ApiKey authentication and Message Queue

tiptopweb · October 31, 2022, 8:40am

Hello,
I am trying to set a secure TestMqMessage service as the handler for a Redis Message Queue.
The Authentication is ApiKey

[Authenticate(ApiKeyAuthProvider.Name)]
public object Any(TestMqMessage request)
{ ... }

I do not have a SessionId available
I was hoping something like this would work (adding the Authorization header instead of a SessionId)
Do you have an idea how I can proceed?

var clientsManager = container.Resolve<IRedisClientsManager>();
var mqHost = new RedisMqServer(clientsManager, retryCount: 2);

mqHost.RegisterHandler<TestMqMessage>(m =>
{
   var req = new BasicRequest { Verb = HttpMethods.Post };
   req.Headers[Keywords.Authorization] = "Bearer " + m.GetBody().BearerToken;

   return ServiceStackHost.Instance.ServiceController.ExecuteMessage(m, req);
});

mythz · October 31, 2022, 11:18am

Please see Authenticated Requests via MQ docs, i.e.
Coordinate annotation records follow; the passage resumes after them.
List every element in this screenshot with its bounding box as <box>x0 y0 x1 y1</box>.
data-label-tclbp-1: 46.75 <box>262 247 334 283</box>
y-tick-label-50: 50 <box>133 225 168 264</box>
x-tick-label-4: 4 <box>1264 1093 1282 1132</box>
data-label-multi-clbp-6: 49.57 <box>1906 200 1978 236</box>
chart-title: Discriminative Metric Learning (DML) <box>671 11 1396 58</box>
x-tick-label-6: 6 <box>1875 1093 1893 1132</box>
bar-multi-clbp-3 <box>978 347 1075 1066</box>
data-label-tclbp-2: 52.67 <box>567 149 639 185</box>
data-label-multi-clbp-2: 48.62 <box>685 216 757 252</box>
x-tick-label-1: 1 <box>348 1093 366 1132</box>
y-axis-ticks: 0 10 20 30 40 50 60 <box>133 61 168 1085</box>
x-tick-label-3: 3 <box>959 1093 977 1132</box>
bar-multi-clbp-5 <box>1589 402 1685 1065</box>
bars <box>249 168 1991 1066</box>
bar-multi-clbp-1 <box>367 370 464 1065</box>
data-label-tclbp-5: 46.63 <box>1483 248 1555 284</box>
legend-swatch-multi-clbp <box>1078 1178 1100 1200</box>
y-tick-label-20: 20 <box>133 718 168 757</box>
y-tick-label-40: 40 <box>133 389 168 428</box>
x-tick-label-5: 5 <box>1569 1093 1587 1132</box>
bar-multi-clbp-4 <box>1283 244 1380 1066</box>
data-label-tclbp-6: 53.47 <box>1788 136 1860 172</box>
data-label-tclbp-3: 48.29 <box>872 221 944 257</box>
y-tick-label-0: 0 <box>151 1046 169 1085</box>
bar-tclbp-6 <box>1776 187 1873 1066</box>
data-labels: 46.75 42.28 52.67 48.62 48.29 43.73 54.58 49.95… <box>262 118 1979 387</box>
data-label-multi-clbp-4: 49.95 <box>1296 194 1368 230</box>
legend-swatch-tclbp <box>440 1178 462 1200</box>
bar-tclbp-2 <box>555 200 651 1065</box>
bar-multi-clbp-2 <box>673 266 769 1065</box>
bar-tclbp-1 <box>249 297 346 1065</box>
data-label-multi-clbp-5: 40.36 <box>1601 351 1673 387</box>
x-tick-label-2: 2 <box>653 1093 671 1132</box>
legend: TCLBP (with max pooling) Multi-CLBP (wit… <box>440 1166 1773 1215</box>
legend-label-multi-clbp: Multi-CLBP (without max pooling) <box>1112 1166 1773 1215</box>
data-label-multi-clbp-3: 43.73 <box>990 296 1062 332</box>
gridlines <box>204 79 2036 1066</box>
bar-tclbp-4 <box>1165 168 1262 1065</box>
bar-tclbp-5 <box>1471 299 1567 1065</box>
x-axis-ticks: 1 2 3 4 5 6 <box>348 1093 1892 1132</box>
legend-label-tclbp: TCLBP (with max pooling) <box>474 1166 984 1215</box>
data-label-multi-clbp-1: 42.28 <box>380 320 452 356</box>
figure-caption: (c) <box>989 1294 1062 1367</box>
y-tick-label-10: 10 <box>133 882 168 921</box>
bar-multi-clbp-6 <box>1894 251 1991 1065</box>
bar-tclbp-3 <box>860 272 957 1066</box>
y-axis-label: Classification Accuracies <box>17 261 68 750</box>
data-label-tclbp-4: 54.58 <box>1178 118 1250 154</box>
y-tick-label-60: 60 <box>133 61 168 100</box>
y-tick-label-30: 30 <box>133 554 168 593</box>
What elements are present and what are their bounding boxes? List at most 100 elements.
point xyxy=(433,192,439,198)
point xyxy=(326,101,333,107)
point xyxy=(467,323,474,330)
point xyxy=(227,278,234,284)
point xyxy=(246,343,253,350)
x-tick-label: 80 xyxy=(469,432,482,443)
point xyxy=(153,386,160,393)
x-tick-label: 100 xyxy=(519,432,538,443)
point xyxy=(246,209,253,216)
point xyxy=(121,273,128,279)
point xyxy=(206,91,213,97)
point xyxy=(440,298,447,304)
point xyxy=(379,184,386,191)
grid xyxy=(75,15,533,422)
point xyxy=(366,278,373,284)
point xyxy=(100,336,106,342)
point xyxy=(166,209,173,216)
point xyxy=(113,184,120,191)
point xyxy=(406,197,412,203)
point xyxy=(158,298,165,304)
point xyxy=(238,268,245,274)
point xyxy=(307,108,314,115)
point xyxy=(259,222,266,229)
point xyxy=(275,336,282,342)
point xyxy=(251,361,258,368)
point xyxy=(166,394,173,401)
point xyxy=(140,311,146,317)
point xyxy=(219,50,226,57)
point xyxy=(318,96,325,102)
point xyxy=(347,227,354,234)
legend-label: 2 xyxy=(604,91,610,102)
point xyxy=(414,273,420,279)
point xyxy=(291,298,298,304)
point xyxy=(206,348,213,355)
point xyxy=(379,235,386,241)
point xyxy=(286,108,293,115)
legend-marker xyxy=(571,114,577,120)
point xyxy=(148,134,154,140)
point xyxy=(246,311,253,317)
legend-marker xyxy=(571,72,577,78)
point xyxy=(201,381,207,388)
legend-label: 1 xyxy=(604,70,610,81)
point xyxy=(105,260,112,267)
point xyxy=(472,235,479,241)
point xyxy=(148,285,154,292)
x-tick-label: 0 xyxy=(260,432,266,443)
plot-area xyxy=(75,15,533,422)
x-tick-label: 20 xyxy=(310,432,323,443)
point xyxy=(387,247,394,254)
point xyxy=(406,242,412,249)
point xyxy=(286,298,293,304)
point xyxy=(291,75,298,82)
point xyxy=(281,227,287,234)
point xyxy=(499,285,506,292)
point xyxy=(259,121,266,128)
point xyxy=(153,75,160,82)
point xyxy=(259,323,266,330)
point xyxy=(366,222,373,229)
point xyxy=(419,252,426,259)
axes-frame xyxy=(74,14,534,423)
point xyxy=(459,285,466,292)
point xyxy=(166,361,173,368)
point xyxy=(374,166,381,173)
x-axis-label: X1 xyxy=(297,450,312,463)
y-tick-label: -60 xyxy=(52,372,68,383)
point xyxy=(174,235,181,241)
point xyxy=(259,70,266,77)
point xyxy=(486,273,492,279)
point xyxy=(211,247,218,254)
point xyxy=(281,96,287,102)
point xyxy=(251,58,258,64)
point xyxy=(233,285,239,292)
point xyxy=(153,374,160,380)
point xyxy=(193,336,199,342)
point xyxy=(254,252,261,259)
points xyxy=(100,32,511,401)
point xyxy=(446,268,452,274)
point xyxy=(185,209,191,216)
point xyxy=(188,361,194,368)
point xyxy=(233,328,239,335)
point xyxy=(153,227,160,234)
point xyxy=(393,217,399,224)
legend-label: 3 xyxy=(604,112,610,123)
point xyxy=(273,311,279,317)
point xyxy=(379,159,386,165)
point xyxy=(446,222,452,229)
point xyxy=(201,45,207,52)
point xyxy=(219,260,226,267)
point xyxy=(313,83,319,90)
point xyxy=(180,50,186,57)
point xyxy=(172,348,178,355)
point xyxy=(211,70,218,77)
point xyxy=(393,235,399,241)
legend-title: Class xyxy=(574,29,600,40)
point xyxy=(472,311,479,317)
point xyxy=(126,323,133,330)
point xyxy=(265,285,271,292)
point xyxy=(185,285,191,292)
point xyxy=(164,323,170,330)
Request DTOs should implement IHasBearerToken.

tiptopweb · October 31, 2022, 11:35am

Hello
Yes it does,

public class TestMqMessage: IReturn<TestMqMessageResponse>,  IHasBearerToken
{
    public string BearerToken { get; set; }
    //...
}

I have been looking at the docs, but it is asking to get the SessionId
It does not make sense for the Api Key authentication?
I do not have a Client publishing to the queue, the client is a Web Service from another server. I do not have a Session. I just have a BearerToken.
I think I do not understand the docs.

For the JWT, it seems you have a function to convert the JWT to a Session.
I understand your answer here using

var session = jwtAuth.ConvertJwtToSession(req, jwt);

In my case where do I find a Session?

req.Headers["X-ss-id"] = m.GetBody().SessionId;

mythz · October 31, 2022, 12:23pm

API Key is a Bearer Token Auth Provider, so populating IHasBearerToken.BearerToken should work.

If you can debug into the library source code, put a breakpoint on this line to try to find out why it’s not Authenticating:

github.com

ServiceStack/ServiceStack/blob/103646809fecd2c78d4284a26508bd048f6bb1b8/ServiceStack/src/ServiceStack/Auth/ApiKeyAuthProvider.cs#L269


public virtual async Task PreAuthenticateAsync(IRequest req, IResponse res)
{
    //The API Key is sent in the Basic Auth Username and Password is Empty
    var userPass = req.GetBasicAuthUserAndPassword();
    if (userPass != null && string.IsNullOrEmpty(userPass.Value.Value))
    {
        var apiKey = await GetApiKeyAsync(req, userPass.Value.Key).ConfigAwait();
        await PreAuthenticateWithApiKeyAsync(req, res, apiKey).ConfigAwait();
    }
    var bearerToken = req.GetBearerToken();
    if (bearerToken != null)
    {
        var apiKey = await GetApiKeyAsync(req, bearerToken).ConfigAwait();
        if (apiKey != null)
        {
            await PreAuthenticateWithApiKeyAsync(req, res, apiKey).ConfigAwait();
        }
    }


    if (AllowInHttpParams)
    {

tiptopweb · November 2, 2022, 8:01am

I managed to run a remote debugger

Object reference not set to an instance of an object.
ServiceStack.Auth.NetCoreIdentityAuthProvider.PreAuthenticateAsync(IRequest req, IResponse res)
in /ServiceStack/ServiceStack/ServiceStack/src/ServiceStack/Auth/NetCoreIdentityAuthProvider.cs:line 113

So the issue is not connected to the ApiKey Auth, but to another authentication

        public void Configure(IAppHost appHost)
        {
            var appSettings = appHost.AppSettings;
            appHost.Plugins.Add(new AuthFeature(() => new CustomUserSession(),
                new IAuthProvider[] {
                    new ApiKeyAuthProvider(appSettings),
                    new NetCoreIdentityAuthProvider(appSettings),
                    new CredentialsAuthProvider(appSettings),     
                })

Seems like the NetCoreIdentityAuthProvider is interfering.
I am using it only to be able to log in a Hangfire Dashboard and it is probably not correctly set-up

If I decorate my services with:

[Authenticate(ApiKeyAuthProvider.Name)]

It is working and not calling the NetCoreIdentityAuthProvider which is good enough for me.

mythz · November 2, 2022, 9:19am

thx for the StackTrace, the NRE should be resolved from the latest v6.4.1+ that’s now available on MyGet.